Hi Tom — all good ideas there.

We’re already working on a form of limited sandboxing, sufficient in order to do some sanity checks on versioning in #4548. In principle, this could be extended further.

The idea of auto-rolling back a runtime upgrade is also pretty decent; there’s a few ways it can be done, but wherever validator oracles are concerned (“arbitrary amount of time passes”), we need to be careful to ensure that the sovereignty of the token holders reigns supreme.

Things are complicated slightly by a) finality; b) set_code not taking effect until the block afterwards; and c) the possibility of 50% of validators colluding to prevent an upgrade ever happening.

We are planning to temporarily and automatically halt suspend the finality gadget around upgrade time, which would alleviate (a).
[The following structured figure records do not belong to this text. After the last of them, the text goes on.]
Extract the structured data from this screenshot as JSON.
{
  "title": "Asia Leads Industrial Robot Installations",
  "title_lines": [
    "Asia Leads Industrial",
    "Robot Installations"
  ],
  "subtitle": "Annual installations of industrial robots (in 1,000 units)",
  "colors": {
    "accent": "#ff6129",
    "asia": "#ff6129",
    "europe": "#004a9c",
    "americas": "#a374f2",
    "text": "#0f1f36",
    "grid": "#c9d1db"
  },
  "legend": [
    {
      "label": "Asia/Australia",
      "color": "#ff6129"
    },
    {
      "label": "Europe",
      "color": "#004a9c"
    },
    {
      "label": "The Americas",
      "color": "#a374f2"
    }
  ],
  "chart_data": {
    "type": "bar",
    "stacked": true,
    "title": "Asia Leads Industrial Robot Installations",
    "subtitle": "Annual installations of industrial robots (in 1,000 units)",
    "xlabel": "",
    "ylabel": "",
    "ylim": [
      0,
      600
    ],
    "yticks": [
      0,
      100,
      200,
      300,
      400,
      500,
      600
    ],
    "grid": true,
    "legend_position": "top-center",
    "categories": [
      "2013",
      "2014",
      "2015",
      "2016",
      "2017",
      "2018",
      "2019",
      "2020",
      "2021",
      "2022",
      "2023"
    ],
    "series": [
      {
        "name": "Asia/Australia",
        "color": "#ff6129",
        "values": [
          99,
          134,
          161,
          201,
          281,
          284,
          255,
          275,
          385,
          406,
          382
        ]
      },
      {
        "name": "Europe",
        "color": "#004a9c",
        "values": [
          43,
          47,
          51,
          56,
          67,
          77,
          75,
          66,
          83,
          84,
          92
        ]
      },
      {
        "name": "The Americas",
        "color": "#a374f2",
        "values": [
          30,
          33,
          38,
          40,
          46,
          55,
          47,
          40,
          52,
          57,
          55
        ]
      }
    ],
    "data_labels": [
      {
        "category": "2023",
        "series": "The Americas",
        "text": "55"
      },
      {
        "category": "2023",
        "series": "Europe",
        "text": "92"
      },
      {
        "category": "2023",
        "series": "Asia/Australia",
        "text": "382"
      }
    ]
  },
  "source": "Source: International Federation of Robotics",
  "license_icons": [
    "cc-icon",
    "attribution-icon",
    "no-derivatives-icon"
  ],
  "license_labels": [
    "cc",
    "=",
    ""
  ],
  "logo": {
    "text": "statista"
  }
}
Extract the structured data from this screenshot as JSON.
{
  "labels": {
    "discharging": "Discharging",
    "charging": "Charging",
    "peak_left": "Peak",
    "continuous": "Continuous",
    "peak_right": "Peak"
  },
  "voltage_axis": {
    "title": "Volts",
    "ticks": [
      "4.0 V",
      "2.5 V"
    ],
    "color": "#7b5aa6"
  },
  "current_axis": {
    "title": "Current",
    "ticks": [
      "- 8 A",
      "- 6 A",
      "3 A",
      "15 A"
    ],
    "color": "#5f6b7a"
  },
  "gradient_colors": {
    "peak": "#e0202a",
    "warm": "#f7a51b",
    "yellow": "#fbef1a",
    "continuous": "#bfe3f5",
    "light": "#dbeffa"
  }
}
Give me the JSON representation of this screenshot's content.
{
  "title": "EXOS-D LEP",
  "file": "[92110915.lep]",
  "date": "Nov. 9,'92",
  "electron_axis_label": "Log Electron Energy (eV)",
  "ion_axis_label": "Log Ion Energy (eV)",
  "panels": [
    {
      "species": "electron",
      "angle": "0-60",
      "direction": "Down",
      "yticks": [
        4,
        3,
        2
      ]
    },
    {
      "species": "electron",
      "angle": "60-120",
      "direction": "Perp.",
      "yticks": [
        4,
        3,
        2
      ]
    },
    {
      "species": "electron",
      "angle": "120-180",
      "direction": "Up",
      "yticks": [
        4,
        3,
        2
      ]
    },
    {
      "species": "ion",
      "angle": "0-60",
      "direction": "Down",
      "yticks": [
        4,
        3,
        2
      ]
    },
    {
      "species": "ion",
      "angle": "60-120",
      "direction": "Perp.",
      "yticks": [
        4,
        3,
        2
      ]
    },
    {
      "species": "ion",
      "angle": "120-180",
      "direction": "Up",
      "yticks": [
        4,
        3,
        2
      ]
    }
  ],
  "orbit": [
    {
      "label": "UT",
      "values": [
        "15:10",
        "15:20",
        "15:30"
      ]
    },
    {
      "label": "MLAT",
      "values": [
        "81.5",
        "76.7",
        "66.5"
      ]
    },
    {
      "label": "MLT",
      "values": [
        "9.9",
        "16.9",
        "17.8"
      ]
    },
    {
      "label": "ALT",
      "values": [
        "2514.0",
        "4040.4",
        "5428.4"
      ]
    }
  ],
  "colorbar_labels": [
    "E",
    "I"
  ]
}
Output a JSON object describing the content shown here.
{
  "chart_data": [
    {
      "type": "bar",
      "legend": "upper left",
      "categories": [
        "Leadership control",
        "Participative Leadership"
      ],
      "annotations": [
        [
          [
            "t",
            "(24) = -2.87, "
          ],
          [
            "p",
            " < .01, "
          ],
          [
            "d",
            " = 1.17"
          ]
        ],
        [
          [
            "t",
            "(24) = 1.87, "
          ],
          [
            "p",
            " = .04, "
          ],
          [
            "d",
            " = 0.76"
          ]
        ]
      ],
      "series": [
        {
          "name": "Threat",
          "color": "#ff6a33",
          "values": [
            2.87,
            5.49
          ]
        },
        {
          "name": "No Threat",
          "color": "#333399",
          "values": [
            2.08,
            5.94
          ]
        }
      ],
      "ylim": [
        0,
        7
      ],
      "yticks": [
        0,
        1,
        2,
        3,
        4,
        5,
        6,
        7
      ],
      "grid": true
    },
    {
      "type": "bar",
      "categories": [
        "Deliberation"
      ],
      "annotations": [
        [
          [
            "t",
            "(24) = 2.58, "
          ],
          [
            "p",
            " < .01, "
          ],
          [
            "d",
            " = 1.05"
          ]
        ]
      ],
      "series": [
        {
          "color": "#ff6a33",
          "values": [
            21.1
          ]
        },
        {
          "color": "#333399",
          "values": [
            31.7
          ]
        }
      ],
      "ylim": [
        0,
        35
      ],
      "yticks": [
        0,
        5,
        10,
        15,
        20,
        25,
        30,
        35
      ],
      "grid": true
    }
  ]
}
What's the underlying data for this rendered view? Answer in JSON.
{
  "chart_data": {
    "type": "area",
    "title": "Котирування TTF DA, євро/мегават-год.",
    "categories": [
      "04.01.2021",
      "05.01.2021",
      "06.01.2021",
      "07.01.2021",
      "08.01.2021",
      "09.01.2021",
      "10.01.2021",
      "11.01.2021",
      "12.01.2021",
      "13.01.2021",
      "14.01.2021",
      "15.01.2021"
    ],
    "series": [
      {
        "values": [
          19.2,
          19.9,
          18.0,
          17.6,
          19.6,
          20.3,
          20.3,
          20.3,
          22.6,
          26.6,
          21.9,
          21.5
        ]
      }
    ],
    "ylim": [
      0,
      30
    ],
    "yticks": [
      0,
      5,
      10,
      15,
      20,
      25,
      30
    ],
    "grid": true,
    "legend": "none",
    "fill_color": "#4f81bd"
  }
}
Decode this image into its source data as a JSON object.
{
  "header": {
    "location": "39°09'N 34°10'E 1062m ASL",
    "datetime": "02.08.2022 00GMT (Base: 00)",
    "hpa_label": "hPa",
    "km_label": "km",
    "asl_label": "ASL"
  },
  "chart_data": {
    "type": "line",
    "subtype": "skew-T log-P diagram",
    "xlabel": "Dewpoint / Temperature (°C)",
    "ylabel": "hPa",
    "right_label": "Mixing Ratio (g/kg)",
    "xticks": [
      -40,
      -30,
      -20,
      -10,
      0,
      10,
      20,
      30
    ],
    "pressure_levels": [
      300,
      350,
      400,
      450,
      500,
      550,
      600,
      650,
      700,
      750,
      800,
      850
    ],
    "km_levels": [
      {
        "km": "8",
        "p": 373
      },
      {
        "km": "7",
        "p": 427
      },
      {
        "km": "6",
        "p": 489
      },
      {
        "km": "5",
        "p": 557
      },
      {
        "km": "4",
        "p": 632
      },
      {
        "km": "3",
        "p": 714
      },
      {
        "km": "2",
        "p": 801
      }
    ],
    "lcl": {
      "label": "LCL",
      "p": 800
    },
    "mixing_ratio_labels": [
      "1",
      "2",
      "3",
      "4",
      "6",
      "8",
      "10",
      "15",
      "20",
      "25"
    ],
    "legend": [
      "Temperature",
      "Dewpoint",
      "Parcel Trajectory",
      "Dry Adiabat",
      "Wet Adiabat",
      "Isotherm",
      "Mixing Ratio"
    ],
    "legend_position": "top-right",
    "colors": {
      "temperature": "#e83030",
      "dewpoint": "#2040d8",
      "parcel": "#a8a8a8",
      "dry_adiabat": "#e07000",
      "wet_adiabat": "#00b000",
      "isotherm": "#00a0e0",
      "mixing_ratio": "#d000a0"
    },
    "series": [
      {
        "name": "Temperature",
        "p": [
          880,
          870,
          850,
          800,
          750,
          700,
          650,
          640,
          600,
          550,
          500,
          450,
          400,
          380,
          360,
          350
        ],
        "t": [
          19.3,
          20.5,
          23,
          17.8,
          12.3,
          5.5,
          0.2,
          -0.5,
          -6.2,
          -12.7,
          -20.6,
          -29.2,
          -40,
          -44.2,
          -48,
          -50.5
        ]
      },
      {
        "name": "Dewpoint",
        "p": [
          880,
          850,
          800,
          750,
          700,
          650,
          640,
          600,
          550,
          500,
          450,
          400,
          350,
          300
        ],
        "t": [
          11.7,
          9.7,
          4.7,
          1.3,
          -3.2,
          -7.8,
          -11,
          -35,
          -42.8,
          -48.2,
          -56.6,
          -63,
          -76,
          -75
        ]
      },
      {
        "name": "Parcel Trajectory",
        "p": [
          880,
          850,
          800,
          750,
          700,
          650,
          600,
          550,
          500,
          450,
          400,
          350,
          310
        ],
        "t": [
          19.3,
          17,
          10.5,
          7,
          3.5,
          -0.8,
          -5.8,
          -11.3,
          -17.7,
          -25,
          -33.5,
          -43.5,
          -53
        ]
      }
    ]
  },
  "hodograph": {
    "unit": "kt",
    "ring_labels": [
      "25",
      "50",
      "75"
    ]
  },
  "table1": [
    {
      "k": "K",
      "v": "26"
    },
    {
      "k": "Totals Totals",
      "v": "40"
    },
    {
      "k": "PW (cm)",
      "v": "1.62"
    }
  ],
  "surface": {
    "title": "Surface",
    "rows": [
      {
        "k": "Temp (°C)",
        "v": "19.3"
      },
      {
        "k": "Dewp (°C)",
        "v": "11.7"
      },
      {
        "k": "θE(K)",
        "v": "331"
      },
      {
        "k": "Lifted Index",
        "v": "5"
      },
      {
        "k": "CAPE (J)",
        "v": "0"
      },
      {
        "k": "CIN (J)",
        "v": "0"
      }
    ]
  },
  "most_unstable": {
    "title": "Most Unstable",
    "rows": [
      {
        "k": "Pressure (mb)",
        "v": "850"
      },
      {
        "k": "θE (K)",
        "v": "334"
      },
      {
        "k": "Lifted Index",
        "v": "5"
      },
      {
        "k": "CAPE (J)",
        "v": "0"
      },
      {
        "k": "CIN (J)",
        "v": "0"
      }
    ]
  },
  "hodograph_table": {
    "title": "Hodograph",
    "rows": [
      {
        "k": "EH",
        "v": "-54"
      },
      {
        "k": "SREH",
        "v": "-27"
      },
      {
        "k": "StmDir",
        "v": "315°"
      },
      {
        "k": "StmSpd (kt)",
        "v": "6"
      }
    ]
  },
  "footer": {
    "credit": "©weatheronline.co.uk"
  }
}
While we can currently adapt to environmental changes through offchain workers, inherent data and their extrinsics, these mechanisms only work for altering the composition of the block that we would build as the child of the chain head. We currently have no logic to govern the possibility of replacing the chain head (or an ancestor of it) with some alternative. That said, we can measure time passing after a block in terms of the number of Babe slots that have gone by with no block (as would happen in a borked upgrade attempt), and could perhaps institute a special block production rule whereby block production happens not on the chain head as is typical but on its parent, replacing the problematic transition. If this were combined with logic that postponed the set_code instruction (or the proposal in general — changing the code isn’t the only way of bricking a chain; it’s just the easiest) then it would be a fairly solid failsafe.

By postponing and not cancelling altogether, we also have a way of ensuring that errant validators could not collude to prevent an upgrade from happening, only to delay the inevitable.